Power Consumption Estimation Method for Deciding Battery Capacity

Thread Starter

amh_87

Joined Feb 23, 2019
1
Hi everyone,
I currently do a project in designing an electronics circuits about hardware tester. This hardware tester should be used for testing some/all peripherals of MCU. The aim why I would like to make it was I want to have device which can be used to check whether the MCU is still good OK or need a replacement.
I have already made the hardware and now I would like to make it portable by powering it with some batteries so then I can used it wherever I am. Since here I got a problem, I could not get a specific value of power consumption that my hardware tester needed. To get it answered, I have tried to measure the current which flow from my batteries to the circuit and I got a value in mA rating. I did it by wiring a multimeter and load (my hardware tester) in series with batteries like shown in image below.
circuit_sample.PNG

My question is, What have I done lead me to get an exact result of power consumption or Did I miss something?
All of this test I did after the hardware is made, So, My other big question was, Is there a way or method that I can do/follow to estimate the power consumption of my hardware such a simulations before it send to manufacture?
I look forward for your reply and thank you
best regards
Amh
 

MrAl

Joined Jun 17, 2014
7,466
Hi,

When you measure milliamperes or amperes that is good because the main issue is the ampere hour capacity of the battery, or sometimes in milliampere hours.

If the load draws 100ma and the battery is 1000mAh (that is 1000 milliampere hours). then the run time will be approximately:
time=1000/100=10 hours.

That came out to less than 20 hours so you will need a battery better than 1000mAh to get to 10 hours, but that is a first approximation.


So if you have a 200ma load and you want the run time to be 20 hours, you need a battery with capacity:
mAh=20*200=4000 milliampere hours (which is the same as 4 ampere hours).

If you only need 10 hours run time then increase the result by maybe 20 percent or even 50 percent to be sure.
For example, for a run time of 10 hours the first approximation is:
mAh=10*200=2000 mAh
and increased by 20 percent we get 2400mAh and by 40 percent gives us 2800mAh.
So something like that would be good.

You see how we went by the milliamps not the power.
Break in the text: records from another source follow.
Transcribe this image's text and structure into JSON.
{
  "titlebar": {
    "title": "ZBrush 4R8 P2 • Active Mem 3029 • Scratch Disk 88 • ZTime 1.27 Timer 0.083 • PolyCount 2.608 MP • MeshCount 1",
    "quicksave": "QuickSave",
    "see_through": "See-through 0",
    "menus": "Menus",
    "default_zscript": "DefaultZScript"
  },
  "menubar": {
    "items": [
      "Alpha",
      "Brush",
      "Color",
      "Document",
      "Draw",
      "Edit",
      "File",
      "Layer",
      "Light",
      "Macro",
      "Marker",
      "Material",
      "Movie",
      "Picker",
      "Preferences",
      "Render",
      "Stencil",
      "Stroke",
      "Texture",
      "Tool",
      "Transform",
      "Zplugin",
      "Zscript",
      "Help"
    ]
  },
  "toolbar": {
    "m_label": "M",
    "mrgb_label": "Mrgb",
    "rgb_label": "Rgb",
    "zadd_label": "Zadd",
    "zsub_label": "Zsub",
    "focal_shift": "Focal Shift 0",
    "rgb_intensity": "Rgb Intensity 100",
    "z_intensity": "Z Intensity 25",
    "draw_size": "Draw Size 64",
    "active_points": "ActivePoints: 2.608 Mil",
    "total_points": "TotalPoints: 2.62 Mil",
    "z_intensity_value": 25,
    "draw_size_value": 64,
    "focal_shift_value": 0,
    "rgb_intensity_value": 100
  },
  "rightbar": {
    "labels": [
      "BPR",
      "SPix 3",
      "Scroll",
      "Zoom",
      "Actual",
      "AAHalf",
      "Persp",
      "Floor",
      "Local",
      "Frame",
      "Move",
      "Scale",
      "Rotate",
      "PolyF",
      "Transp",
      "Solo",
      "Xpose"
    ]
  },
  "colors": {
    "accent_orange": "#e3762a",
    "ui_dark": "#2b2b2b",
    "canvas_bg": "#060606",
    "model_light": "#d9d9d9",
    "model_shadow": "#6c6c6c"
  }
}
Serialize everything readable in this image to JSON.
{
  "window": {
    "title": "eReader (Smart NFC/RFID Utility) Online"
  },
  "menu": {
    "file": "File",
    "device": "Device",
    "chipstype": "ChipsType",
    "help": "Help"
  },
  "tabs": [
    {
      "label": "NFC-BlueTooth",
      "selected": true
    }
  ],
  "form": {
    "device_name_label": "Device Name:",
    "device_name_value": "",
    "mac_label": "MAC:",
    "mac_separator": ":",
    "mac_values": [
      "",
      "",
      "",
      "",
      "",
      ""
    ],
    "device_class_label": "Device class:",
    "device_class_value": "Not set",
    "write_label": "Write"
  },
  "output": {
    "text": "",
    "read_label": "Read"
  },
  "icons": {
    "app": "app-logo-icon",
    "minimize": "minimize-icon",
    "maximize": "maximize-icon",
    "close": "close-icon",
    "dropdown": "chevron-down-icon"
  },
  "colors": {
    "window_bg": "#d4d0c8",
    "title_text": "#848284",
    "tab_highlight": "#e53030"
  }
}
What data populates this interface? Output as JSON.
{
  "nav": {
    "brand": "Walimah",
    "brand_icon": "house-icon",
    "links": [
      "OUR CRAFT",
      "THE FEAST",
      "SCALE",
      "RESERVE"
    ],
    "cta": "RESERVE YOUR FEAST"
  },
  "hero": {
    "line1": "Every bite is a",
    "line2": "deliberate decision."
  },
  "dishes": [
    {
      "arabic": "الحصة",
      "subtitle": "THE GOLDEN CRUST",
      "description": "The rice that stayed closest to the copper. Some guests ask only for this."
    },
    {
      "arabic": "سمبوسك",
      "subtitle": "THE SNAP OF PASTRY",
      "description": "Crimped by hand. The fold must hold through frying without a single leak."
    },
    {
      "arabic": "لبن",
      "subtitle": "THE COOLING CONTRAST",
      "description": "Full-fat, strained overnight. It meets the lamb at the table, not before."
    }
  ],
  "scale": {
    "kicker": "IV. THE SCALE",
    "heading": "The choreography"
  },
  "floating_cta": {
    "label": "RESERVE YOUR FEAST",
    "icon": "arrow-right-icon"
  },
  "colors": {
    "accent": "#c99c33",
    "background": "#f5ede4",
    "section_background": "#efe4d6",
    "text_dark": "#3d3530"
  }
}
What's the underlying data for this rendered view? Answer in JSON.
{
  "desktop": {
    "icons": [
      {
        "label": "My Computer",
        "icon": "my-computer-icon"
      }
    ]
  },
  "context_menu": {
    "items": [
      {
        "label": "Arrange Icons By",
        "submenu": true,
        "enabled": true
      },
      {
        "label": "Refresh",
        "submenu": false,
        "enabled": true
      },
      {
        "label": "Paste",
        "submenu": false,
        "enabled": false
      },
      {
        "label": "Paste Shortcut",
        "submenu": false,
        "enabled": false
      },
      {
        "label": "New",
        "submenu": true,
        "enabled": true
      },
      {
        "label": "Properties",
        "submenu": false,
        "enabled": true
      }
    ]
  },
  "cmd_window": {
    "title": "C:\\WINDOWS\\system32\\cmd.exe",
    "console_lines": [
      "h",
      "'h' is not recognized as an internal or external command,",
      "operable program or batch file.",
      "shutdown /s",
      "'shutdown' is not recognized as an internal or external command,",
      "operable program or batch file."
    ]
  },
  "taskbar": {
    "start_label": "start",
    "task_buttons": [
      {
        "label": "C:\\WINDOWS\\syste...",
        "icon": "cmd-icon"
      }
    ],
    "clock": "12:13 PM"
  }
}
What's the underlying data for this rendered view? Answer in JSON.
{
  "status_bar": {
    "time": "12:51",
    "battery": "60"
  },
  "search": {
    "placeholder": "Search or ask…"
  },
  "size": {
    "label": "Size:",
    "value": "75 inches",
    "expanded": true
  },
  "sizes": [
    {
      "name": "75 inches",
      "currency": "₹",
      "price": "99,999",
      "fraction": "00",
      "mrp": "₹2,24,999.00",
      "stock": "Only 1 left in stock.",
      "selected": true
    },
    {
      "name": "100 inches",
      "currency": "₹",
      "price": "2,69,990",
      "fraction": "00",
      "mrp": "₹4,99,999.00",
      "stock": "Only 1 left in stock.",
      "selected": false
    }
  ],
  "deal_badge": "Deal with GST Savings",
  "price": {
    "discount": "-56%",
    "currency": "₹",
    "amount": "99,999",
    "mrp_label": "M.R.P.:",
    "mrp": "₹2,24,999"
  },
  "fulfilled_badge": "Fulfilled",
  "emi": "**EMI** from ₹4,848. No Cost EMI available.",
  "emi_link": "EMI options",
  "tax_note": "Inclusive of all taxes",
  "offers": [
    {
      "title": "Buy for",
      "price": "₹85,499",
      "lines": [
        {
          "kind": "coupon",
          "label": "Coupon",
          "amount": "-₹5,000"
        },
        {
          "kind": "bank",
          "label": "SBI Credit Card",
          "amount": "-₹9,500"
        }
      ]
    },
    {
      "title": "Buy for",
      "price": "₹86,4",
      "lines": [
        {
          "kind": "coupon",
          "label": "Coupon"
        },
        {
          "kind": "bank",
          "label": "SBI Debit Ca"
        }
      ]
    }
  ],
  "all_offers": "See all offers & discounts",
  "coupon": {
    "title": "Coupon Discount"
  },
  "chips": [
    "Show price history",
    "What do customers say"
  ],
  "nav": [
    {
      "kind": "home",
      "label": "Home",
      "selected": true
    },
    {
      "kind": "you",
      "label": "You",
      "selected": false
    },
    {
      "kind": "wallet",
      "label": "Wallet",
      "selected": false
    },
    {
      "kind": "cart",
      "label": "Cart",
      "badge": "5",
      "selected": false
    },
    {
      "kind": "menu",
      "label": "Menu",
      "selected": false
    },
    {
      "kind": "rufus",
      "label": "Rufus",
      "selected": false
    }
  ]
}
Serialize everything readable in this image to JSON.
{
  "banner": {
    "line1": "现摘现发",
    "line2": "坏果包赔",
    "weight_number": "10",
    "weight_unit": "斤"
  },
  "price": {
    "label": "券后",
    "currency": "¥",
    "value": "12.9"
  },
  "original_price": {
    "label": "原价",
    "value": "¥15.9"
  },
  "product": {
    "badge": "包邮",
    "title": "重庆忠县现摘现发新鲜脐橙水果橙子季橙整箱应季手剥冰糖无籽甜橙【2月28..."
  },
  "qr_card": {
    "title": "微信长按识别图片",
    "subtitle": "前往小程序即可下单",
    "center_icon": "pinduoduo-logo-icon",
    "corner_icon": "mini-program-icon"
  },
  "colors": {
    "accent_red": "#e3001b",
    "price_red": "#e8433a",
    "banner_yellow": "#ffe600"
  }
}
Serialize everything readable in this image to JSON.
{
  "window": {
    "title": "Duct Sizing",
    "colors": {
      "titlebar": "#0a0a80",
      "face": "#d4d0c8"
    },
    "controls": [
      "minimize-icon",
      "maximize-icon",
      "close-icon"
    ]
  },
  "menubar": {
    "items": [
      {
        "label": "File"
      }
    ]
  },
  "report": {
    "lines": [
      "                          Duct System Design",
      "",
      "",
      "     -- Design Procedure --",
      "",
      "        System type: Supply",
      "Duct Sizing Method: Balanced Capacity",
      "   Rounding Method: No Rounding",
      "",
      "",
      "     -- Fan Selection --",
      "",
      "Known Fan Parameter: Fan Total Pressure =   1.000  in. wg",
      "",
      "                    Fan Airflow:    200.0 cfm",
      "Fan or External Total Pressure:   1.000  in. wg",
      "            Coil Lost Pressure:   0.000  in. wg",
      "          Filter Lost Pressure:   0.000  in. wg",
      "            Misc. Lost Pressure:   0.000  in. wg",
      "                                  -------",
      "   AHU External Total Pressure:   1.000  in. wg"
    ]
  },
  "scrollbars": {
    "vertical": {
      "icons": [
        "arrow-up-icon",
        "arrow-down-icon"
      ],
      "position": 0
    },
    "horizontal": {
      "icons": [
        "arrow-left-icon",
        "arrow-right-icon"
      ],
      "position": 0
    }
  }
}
If you want longer overall life time of the system maybe double the ampere hour rating calculated above.
 

Picbuster

Joined Dec 2, 2013
996
Hi everyone,
I currently do a project in designing an electronics circuits about hardware tester. This hardware tester should be used for testing some/all peripherals of MCU. The aim why I would like to make it was I want to have device which can be used to check whether the MCU is still good OK or need a replacement.
I have already made the hardware and now I would like to make it portable by powering it with some batteries so then I can used it wherever I am. Since here I got a problem, I could not get a specific value of power consumption that my hardware tester needed. To get it answered, I have tried to measure the current which flow from my batteries to the circuit and I got a value in mA rating. I did it by wiring a multimeter and load (my hardware tester) in series with batteries like shown in image below.
View attachment 199203

My question is, What have I done lead me to get an exact result of power consumption or Did I miss something?
All of this test I did after the hardware is made, So, My other big question was, Is there a way or method that I can do/follow to estimate the power consumption of my hardware such a simulations before it send to manufacture?
I look forward for your reply and thank you
best regards
Amh
MrAl is correct however;
The battery could be discharged to a point lower than the MCU operates.

The best thing to do is the following;
Check the discharge curve for the battery/cell used.
e.q manufacturer spec's 10V and 5A/H do not discharge more than 1000mA/H
Produce a load of 1 Amp keep this constant.
When a battery goes empty the internal resistance will go up, result a lower output voltage however; your load remains 1A until the voltage is to low.

Take let say 4 point at the discharge curve as supplied by the manufacturer.
The result will lead you to a good or bad battery.
Make a program to sample over time and compare the values with the pr-programmed values fount in the specs.
Last point is valid if you use always the same battery.

Picbuster
 

KeithWalker

Joined Jul 10, 2017
796
If you want to measure the total power from the battery, start with a fully charged battery. Measure and note the current and the voltage across the battery at regular intervals until the voltage is at cut-off.
The current capacity of the battery will be the average of the current readings (sum of current readings/Number of samples) times the total time. This is normally stated as MaH
The power capacity of the battery is calculated by multiplying the current capacity by the average of the voltage readings. This is stated in Wh.
 

MrAl

Joined Jun 17, 2014
7,466
Hi,

Yes there are some other issues that should be taken into account when doing a project like this. We could discuss them further.